Captives sind Eigenversicherungen von Konzernen. D.h. sie versichern die Risiken des eigenen Mutterkonzerns. Dabei behalten sie nur einen Teil der Risiken selbst und reichen den Rest gebündelt weiter in den Markt.
Gesellschaften dieser Art gibt es schon seit 200 Jahren, weltweit sind es nach Aussage des Deutschen Versicherungs-Schutzverbands, der die Industriekunden der Versicherer vertritt, mehr als 4 000.
Die Konzern gründen solche Töchter gerne in Steuerparadiesen: auf den Karibikinseln, in Irland oder in Luxemburg.

Einer der Hauptgründe für die Gründung einer Captive ist es, dem Preisdiktat der Versicherungsmärkte zu entfliehen.
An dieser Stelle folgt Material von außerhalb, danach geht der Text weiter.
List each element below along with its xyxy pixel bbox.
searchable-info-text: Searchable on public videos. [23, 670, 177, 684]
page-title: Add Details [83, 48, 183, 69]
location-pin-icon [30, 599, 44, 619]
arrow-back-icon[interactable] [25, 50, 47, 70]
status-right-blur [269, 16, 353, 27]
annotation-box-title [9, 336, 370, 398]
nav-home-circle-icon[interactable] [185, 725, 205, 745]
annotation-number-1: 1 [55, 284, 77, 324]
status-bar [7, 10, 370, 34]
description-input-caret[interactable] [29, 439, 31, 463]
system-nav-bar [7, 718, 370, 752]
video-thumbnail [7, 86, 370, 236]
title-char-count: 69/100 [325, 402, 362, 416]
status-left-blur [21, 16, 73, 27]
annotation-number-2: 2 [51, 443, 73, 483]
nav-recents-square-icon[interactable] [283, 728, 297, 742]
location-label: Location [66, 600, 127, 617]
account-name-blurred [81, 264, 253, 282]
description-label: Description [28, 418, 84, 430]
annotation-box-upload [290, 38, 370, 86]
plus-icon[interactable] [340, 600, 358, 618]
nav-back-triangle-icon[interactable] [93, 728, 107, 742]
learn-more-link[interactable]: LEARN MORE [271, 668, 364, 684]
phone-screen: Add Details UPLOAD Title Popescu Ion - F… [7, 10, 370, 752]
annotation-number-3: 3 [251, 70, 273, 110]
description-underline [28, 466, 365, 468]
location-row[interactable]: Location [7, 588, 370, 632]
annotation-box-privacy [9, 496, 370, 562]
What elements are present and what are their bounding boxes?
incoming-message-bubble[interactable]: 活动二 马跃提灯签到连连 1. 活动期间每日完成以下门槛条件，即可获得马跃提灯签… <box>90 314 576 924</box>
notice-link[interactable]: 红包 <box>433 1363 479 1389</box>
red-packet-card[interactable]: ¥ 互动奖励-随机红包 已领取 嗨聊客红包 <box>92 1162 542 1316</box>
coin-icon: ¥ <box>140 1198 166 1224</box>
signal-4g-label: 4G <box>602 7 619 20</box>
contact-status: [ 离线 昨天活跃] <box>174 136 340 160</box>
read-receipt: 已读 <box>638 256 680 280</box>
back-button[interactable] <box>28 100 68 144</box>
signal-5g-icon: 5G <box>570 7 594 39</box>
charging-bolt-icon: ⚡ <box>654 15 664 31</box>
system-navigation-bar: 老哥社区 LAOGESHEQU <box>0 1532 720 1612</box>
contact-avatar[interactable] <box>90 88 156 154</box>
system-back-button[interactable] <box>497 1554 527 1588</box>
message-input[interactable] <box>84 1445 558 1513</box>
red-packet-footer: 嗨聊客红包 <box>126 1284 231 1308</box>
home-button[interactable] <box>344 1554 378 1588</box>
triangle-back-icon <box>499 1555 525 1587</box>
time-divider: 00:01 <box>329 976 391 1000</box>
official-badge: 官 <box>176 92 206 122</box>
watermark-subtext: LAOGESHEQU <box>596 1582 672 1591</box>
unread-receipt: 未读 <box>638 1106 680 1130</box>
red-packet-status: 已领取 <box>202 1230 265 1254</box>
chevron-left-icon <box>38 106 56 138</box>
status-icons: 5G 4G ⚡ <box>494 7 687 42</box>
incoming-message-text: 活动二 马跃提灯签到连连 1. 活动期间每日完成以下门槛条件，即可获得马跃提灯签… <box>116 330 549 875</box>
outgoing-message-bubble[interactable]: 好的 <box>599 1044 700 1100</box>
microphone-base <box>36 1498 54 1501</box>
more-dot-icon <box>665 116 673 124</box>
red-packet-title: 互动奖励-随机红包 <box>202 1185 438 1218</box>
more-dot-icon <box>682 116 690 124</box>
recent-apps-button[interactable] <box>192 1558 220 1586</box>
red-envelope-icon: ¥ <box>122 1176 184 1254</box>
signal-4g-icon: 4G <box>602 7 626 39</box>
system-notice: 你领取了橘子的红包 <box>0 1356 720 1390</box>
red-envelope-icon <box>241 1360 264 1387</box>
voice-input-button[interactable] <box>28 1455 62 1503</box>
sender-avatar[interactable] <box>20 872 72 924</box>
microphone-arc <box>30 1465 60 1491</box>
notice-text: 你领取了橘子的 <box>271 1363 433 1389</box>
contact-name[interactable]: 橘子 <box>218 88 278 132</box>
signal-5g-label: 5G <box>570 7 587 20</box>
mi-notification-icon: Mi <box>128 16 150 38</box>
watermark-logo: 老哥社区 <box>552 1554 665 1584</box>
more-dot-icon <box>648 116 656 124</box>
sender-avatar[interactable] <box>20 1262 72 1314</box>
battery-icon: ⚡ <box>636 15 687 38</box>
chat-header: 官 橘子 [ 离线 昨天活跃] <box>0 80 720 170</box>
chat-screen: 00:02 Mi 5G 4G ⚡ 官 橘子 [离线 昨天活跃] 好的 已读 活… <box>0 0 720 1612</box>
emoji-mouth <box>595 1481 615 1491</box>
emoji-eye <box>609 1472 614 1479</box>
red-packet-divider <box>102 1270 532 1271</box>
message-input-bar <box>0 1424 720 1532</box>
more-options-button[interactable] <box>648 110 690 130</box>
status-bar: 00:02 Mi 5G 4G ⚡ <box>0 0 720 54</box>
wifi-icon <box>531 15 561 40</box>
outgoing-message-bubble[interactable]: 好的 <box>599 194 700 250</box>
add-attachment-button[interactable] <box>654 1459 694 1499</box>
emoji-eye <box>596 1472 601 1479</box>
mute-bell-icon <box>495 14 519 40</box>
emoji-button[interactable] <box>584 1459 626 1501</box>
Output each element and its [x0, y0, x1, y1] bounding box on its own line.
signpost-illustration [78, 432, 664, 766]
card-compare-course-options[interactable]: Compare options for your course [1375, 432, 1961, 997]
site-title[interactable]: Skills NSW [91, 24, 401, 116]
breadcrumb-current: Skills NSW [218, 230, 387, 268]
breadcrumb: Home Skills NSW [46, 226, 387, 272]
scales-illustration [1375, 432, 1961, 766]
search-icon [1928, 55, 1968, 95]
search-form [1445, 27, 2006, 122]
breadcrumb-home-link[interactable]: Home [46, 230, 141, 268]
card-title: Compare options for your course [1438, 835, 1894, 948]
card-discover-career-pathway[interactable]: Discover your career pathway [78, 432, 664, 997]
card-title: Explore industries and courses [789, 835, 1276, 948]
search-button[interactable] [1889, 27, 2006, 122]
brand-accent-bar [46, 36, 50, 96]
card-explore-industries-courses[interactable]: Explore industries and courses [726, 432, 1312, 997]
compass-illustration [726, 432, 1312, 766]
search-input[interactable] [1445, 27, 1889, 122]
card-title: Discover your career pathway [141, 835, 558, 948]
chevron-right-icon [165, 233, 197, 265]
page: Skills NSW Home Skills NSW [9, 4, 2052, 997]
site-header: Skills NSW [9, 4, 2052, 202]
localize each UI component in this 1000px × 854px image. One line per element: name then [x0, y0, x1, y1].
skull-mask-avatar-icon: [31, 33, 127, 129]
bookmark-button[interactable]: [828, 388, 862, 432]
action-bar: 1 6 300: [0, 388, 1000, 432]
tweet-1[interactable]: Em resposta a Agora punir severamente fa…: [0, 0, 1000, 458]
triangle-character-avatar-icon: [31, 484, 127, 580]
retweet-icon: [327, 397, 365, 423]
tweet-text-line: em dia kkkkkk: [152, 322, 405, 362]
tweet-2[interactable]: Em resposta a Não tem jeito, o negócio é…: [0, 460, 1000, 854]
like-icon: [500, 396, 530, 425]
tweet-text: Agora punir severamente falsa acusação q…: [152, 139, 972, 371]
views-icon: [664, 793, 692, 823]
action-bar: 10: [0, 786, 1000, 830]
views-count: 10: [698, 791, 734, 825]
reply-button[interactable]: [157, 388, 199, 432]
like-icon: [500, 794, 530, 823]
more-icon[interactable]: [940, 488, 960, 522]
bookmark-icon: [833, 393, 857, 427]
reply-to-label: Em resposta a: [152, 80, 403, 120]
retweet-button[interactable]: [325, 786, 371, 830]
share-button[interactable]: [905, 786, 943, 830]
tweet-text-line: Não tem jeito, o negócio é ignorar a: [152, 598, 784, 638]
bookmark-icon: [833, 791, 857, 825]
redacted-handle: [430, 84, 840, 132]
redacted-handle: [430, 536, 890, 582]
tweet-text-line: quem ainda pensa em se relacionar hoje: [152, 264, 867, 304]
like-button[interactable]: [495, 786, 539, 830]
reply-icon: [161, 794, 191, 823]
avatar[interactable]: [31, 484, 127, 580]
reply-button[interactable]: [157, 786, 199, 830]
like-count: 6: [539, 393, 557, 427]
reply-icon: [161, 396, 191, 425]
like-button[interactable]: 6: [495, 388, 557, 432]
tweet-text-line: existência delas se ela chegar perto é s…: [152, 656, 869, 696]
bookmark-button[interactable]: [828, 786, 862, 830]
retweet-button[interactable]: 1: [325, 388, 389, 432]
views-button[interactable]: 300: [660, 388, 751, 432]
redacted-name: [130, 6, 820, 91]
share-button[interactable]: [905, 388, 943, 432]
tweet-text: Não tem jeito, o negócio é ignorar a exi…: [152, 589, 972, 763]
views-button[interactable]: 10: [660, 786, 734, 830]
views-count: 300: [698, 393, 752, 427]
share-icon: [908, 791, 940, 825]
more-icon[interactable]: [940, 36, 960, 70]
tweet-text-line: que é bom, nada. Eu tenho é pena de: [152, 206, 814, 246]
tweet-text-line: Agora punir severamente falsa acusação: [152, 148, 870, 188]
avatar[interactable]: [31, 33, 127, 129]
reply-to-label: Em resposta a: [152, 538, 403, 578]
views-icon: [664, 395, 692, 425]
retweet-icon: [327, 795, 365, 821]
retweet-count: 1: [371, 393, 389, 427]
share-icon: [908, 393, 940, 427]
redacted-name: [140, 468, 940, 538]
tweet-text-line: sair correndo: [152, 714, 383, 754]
Das ist regelmäßig in Hochpreisphasen zu beobachten. Die letzte hat mit den Terroranschlägen auf das World Trade Center 2001 begonnen und 2004 ihren Höhepunkt erreicht. In der Folge haben beispielsweise Adidas, Linde, Altana und Freudenberg Captives gegründet.

Die Attraktivität von Captives könnte allerdings in Zukunft abnehmen. Die EU plant neue Eigenkapitalvorschriften (Solvency II) für Versicherer. Große Anbieter mit einer breiten Risikostreuung sind dabei gegenüber kleineren - also auch den Captives - im Vorteil.